Apache Spark
Apache Spark is an open source cluster computing framework for large-scale data processing project that was started in 2009 at the University of California, Berkeley.
Spark was founded as an alternative to using traditional MapReduce on Hadoop, which was deemed to be unsuited for interactive queries or real-time, low-latency applications. A major disadvantage of Hadoop’s MapReduce implementation was its persistence of intermediate data to disk between the Map and Reduce processing phases.
Spark is closely integrated with Hadoop: it can run on YARN and works with Hadoop file formats and storage backends like HDFS.
Spark has more than 400 individual contributors and committers from companies such as Facebook, Yahoo!, Intel, Netflix, Databricks, and others.
Spark maximizes the use of memory across multiple machines, improving overall performance by orders of magnitude.
Spark’s reuse of these in-memory structures makes it well-suited to iterative, machine learning operations, as well as interactive queries.
Spark Architecture
A Spark application contains several components, all of which exist whether Spark is running on a single machine or across a cluster of hundreds or thousands of nodes.
The components of a Spark application are:
- The Driver Program and the SparkContext Object.
- The Cluster Manager.
- The Executor(s), which run on slave nodes or workers.
Driver Program
The life of a Spark application starts and finishes with the Driver Program or Spark driver. The Spark driver is the process clients use to submit applications in Spark.
The driver is also responsible for planning and coordinating the execution of the Spark program and returning status and/or results (data) to the client.
The Spark driver is responsible for creating the SparkContext object. The SparkContext is instantiated at the beginning of a Spark application (including the interactive shells) and is used for the entirety of the program.
Cluster Manager
To run on a cluster, the SparkContext can connect to several types of cluster managers (Spark’s standalone cluster manager, Mesos or YARN), which allocate resources across applications.
Spark is agnostic to the underlying cluster manager. As long as it can acquire executor processes, and these communicate with each other, it is relatively easy to run it even on a cluster manager that also supports other applications (e.g. Mesos/YARN).
Executors
Spark executors are the host processes on which tasks from a Spark DAG are run. Executors reserve CPU and memory resources on slave nodes or workers in a Spark cluster. Executors are dedicated to a specific Spark application and terminated when the application completes. A Spark executor can run hundreds or thousands of tasks within a Spark program.
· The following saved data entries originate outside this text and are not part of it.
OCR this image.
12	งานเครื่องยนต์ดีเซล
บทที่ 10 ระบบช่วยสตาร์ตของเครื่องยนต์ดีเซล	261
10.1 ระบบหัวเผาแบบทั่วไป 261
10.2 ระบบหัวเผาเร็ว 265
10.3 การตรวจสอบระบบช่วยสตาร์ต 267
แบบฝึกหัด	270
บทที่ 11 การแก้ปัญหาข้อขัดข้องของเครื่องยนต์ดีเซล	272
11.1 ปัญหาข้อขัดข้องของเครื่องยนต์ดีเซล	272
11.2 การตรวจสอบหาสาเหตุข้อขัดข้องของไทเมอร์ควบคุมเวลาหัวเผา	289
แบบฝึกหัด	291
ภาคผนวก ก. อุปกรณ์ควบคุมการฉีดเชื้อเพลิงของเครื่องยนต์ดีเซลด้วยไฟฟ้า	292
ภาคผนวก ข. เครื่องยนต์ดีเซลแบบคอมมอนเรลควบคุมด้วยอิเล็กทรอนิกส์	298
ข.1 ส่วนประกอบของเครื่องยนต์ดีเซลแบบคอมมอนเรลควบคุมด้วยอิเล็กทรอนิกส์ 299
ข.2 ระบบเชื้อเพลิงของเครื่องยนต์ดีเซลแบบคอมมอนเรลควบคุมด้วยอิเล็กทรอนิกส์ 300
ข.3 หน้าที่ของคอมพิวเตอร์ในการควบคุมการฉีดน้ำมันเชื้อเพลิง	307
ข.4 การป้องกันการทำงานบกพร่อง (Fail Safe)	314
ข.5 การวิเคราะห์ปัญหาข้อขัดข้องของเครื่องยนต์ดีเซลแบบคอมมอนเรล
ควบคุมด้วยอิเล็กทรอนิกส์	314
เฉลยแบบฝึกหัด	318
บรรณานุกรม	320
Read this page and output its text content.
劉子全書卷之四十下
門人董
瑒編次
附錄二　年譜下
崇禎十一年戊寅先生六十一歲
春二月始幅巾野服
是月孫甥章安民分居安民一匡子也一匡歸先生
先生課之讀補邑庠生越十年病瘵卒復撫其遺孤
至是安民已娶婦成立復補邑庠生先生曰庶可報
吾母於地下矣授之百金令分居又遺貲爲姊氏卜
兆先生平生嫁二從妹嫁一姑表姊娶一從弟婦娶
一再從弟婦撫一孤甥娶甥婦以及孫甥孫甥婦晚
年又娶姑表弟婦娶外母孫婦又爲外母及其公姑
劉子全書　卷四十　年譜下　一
A worker node or slave node, which hosts the executor process, has a finite or fixed number of executors that can be allocated at any point in time.
Executors store output data from tasks in memory or on disk.
Workers and executors are only aware of the tasks allocated to them, whereas the driver is responsible for understanding the complete set of tasks and their respective dependencies that comprise an application.
Spark Architecture overview
Data Interfaces
There are several key Data interfaces in Spark:
- RDD (Resilient Distributed Dataset): Apache Spark’s first abstraction and most fundamental data object used in Spark programming.
- DataFrame: Collection of distributed Row types. Provide a flexible interface and are similar in concept to the DataFrames in Python (Pandas) or R.
- Dataset: Apache Spark’s newest distributed collection and can be considered a combination of DataFrames and RDDs. Provides the typed interface that is available in RDDs while providing a lot of the conveniences of DataFrames.
Transformations and Actions
There are two types of operations that can be performed with Spark: transformations and actions.
- In Spark, core data structures are immutable. Transformations are operations performed against data interfaces (RDD, DataFrame, Dataset) that result in the creation of new data interfaces.
- In contrast to transformations, which return new objects, actions produce output such as data from a data interface return to a driver program, or save the content to a file system (local, HDFS, S3, or other).
Lazy Evaluation
Spark uses lazy evaluation (also called lazy execution) in processing Spark programs. Lazy evaluation defers processing until an action is called (therefore when output is required). After an action such as count() or saveAsTextFile() is requested, a DAG is created along with logical and physical execution plans. These are then orchestrated and managed across executors by the driver.
This lazy evaluation allows Spark to combine operations where possible, thereby reducing processing stages and minimizing the amount of data transferred between Spark executors, a process called the shuffle.
Spark Stack
The Spark project contains multiple closely integrated components. The core engine of Spark powers multiple higher-level components specialized for various workloads, such as SQL or machine learning.
These components are designed to interoperate closely, letting users combine them like libraries in a software project.
Spark Core contains the basic functionality of Spark, including components for task scheduling, memory management, fault recovery, interacting with storage systems, and more. Spark Core is also home to the API that defines resilient distributed datasets (RDDs).
Databricks
Databricks is a company founded by the creators of Apache Spark, that aims to help clients with cloud-based big data processing using Spark. Databricks grew out of the AMPLab project at University of California, Berkeley that was involved in making Apache Spark.
Databricks develops a web-based platform for working with Spark, that provides automated cluster management and IPython-style notebooks.